Вначале — выдержки из его книг.

«Марксисты много говорили о «человеке нового типа» и... создали государство манкуртов, «винтиков», «верных Русланов». Лютеране и кальвинисты многовековой духовной деятельностью действительно создавали человека духа, подвижника, деятеля, творца собственной жизни. Можно без преувеличения сказать, что современный западный человек в значительной мере творение Лютера, Кальвина <...>.

Фото: www.proza.ru

Гегель, сам бывший протестантом, называл Реформацию смыслом истории новой эпохи.

<...>

Лютер и Кальвин сформулировали принципы достойного частного предпринимательства. Люди неравны, учили они, они рождаются неравными, но все они равны перед Божьей милостью и все обладают Божьим даром «сделать себя». Здесь, а не на небесах, им предоставлено право самореализации, здесь они, наделенные духом и разумом, вольны использовать свободу по собственному разумению. Лютер и Кальвин тоже говорили людям то, что они хотели услышать, но это были слова не об утопических вожделениях лентяев Кокейна и Скоробогатии, а призыв жить и богатеть достойно, не вопреки реальным человеческим качествам, а в соответствии с высоким предназначением человека!

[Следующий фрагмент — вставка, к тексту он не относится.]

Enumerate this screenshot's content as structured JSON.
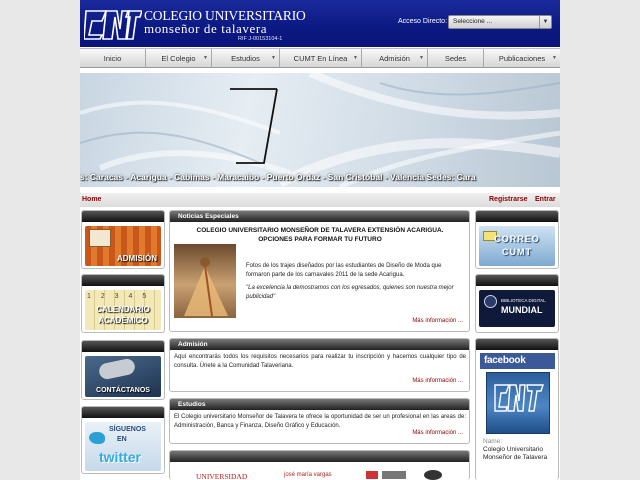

Реформация не отказывалась от материи и не обращала ее во зло: материя несет на себе отпечаток божественности и по природе своей может быть благом. Кальвин не только не осуждал плоти, но считал земную деятельность, труд наипервейшей человеческой обязанностью и самым богоугодным делом. Разглагольствованиям о жизни духом и одним только духом (не от них ли такое количество юродивых?) он предпочитал дела, труд, подвижничество, полную самоотдачу в жизни как тела, так и разума. Возвращая человеку землю, реформаторы объявили трудолюбие (как и благочестие) свидетельством избранности. Наилучшее выполнение человеком своих обязанностей — единственная форма служения Богу. Пафос деятельности, развязывание деловой инициативы приобретали значение религиозного призвания вне зависимости от профессии. Важен не характер труда, а «пребывание в призвании своем».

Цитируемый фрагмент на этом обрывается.